Nearly 50 company-grade officers from across America saw the legislative process and the role NGAUS has in it during the association’s second Capitol Summit in Washington, D.C., last week.

Attendees heard from — and questioned — NGAUS leaders, former lawmakers, congressional staffers and senior National Guard Bureau generals.

The visitors also received a bus tour of the District, breaking into small groups and visiting Capitol Hill offices.

Most of the trip's events occurred at the National Guard Memorial, the association’s headquarters in the nation’s capital.

"I thought that it was an amazing experience that is not normally afforded to company-grade officers,” said 1st Lt. Christian Williams of Ohio.

"I think this is a wonderful opportunity for a lot of us at the company level to come up here and actually have that opportunity to, to get answers and to understand the process."

NGAUS conducts two Capitol Summits annually.

Each state and territory can select one participant for each summit.

The association covers the full cost of attendance — travel, hotels and meals.

"It's definitely eye-opening,” said Cpt. Amanda Short of Oregon.

"I think taking perspective back to our states is definitely the most important part, as well as understanding what our role is in how our representatives and senators operate here."

Williams said one of the program's standout moments was learning about how legislation passes.

"It definitely gave me a little bit more clarity as to how things are managed along that annual timeline,” he said.

"It actually kind of mirrors a lot of things that we do as a company-grade officers when it comes to our train management cycle."

Scott said she learned the importance the Guard plays in shaping legislation impacting the armed forces.

“I think, really, it boils back down to perspective,” she said.

"Perspective of me as a company leader, how I can best take care of my troops, how I can best train the next leaders behind me and understand how they can influence, because I think it's part of just being present," she continued.
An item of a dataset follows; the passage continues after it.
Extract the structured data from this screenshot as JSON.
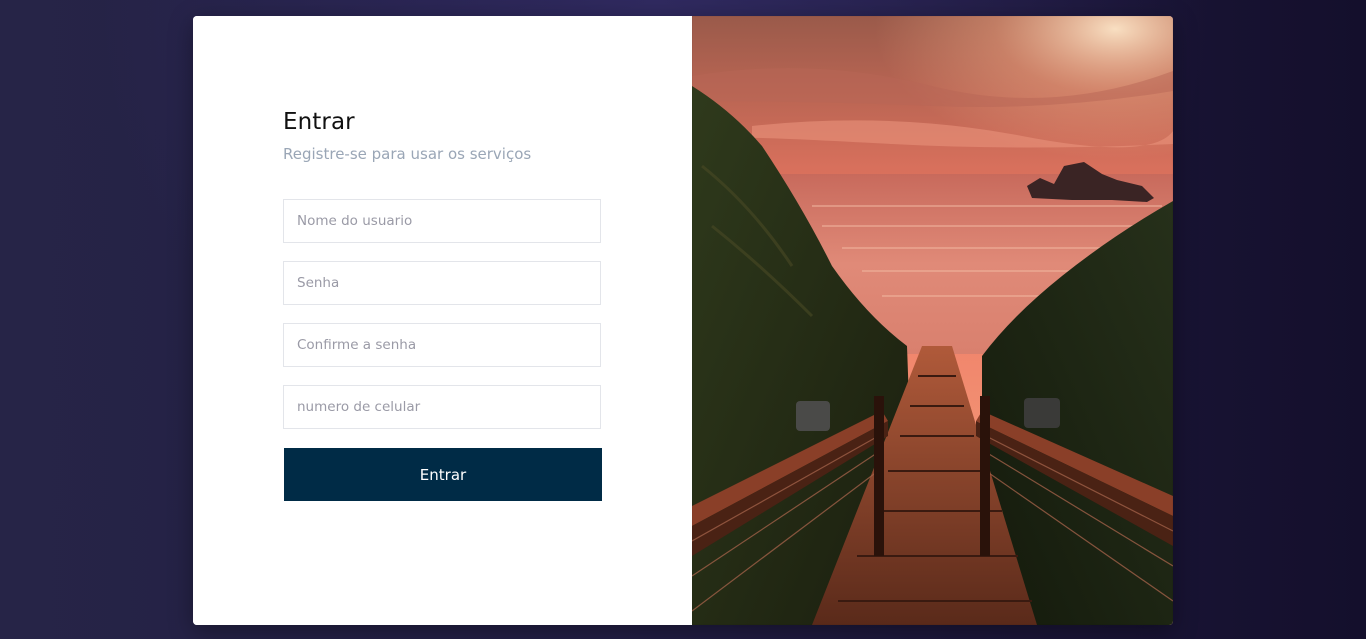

“Being present in any professional organization and understanding how they play a role in the greater government is going to keep things rolling along and make sure that progress is happening."

Williams added meeting congressional staffers was another highlight as the experience let him share his unit's needs.

"That was really cool that we actually had got to have those conversations,” he said. “I really love that."

Ultimately, Scott said the Capitol Summit was an opportunity to expand networks.

"I've made some points of contact for personal vacations or future career possibilities,” she said.